Acima do rigor das formas,
da norma que os números estima,
lima a ideia e a conforma,
Transforma a luz que a vista vitima.

Inclina-se sobre a palavra, orna
e adorna tudo quanto a mente atina.
Declina no papel onde se entorna:
contorna os traços enquanto os determina.

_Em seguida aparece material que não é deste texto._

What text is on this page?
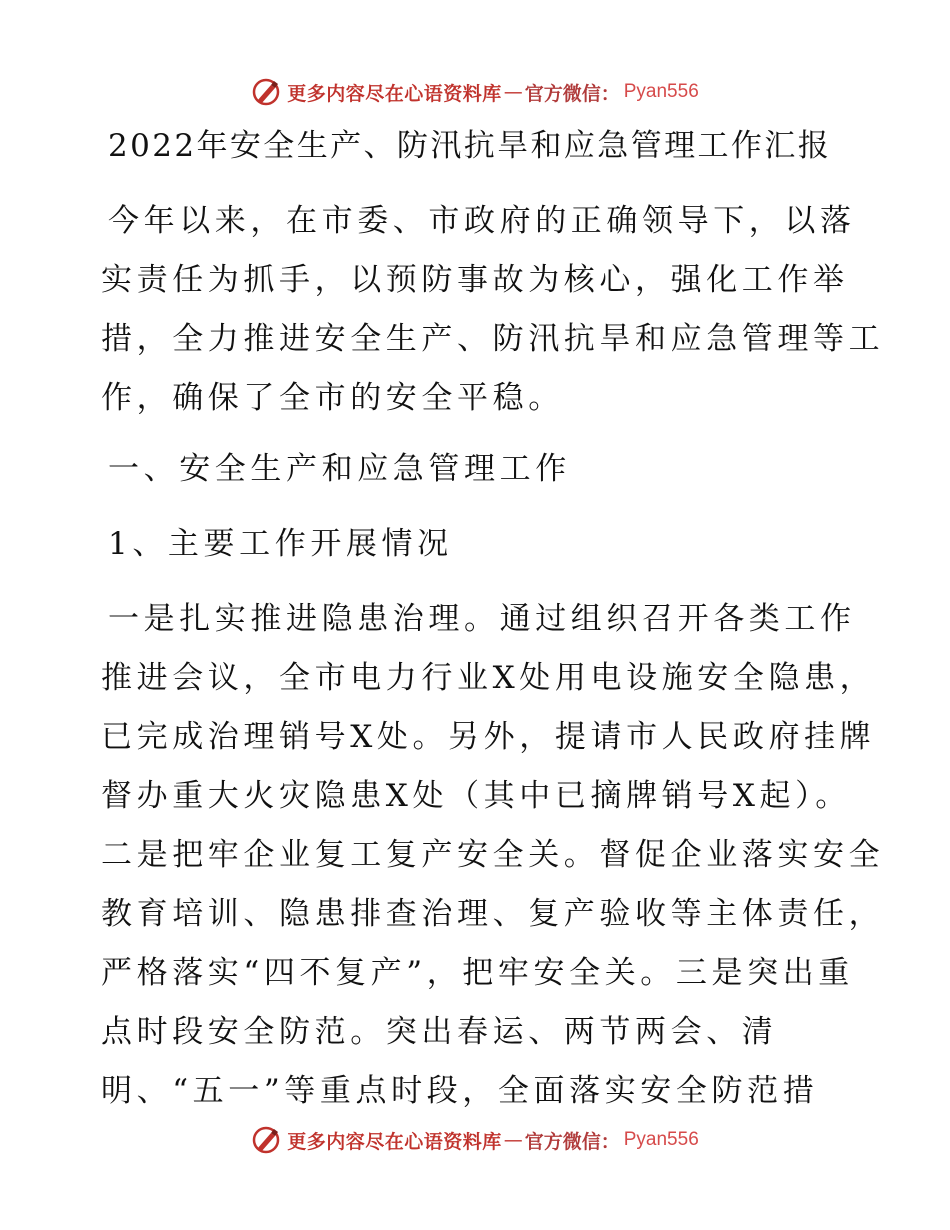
更多内容尽在心语资料库 — 官方微信： Pyan556
2022年安全生产、防汛抗旱和应急管理工作汇报

今年以来，在市委、市政府的正确领导下，以落

实责任为抓手，以预防事故为核心，强化工作举

措，全力推进安全生产、防汛抗旱和应急管理等工

作，确保了全市的安全平稳。

一、安全生产和应急管理工作

1、主要工作开展情况

一是扎实推进隐患治理。通过组织召开各类工作

推进会议，全市电力行业X处用电设施安全隐患，

已完成治理销号X处。另外，提请市人民政府挂牌

督办重大火灾隐患X处（其中已摘牌销号X起）。

二是把牢企业复工复产安全关。督促企业落实安全

教育培训、隐患排查治理、复产验收等主体责任，

严格落实“四不复产”，把牢安全关。三是突出重

点时段安全防范。突出春运、两节两会、清

明、“五一”等重点时段，全面落实安全防范措

更多内容尽在心语资料库 — 官方微信： Pyan556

Assume por trabalho o ensejo
E, benfazejo, vai da base ao cume.
Presume a geometria no cotejo
que o manejo com álgebra resume.

Entende como isso é poesia
e guia o gênio, que logo se estende.
Aprende como a forma é fria,
alia sangue e suor naquilo que pretende.

O objeto, quando dado, simboliza,
relativiza o abstrato no concreto.
quieto, então, ele contempla e se realiza
e prioriza, sobretudo, o ângulo reto.

Recôncavo

“(Já a distância sobre seus vidros
Passou outra mão de verniz:
Ainda enxergo o homem,
Não mais sua cicatriz.)”
(João C.M. Neto — De um avião)

A Antonio Bispo Ferreira Neto

Parte Alta

Do alto de Cabo Frio,
A história se talha do fundo
Da história das formas geométricas
Que dão sentido à cidade.

Paisagens modernas revestem,
Do alto, quilombos passados.
E o mar, como cifra ou calunga
Repousa em lagos, arraiais.

Constante de trás da gaveta
Do armário da guanabara,
Foi, em sua idade mais tenra,
Tutelada pela Bahia.

A nossa senhora, do alto,
Quem guia seus filhos passantes.
Eu vejo silhuetas perfeitas
E poetizo o restante.

De longe, do alto, imagino,
Supondo, com luz de vidência,
Que o carro que passa é órfão
De memória da fabricação

E, por mais perfeitos tintura,
Forma, polimento e tamanho,
Pelo que, em superfície, resguarda
Esconde os espaços de dentro.

Parte baixa

No baixo de Cabo Frio,
O guardado se revela.
Subjacente à janela
Do carro, dois olhos florescem.

E a paisagem se vive no extenso
Da medição pelos passos
Cosendo retalhos da história
Em superfície de pele.

O poema é cesariana
No tempo exato do médico
Que engendra o corte e recorta
Até a luz se mostrar

A luz da pele da história
Resplandecente em matéria,
Matéria de concreto armado
Em luta de classe e de cor.

Em Cabo Frio, por baixo,
A culpa é o gatilho da crença
E o homem não vale por dentro,
Mas por como é seu estado.

No Chão de Cabo Frio,
A história é um porão descuidado,
É camada de solo pisado
Asfixiando o cimento em questão.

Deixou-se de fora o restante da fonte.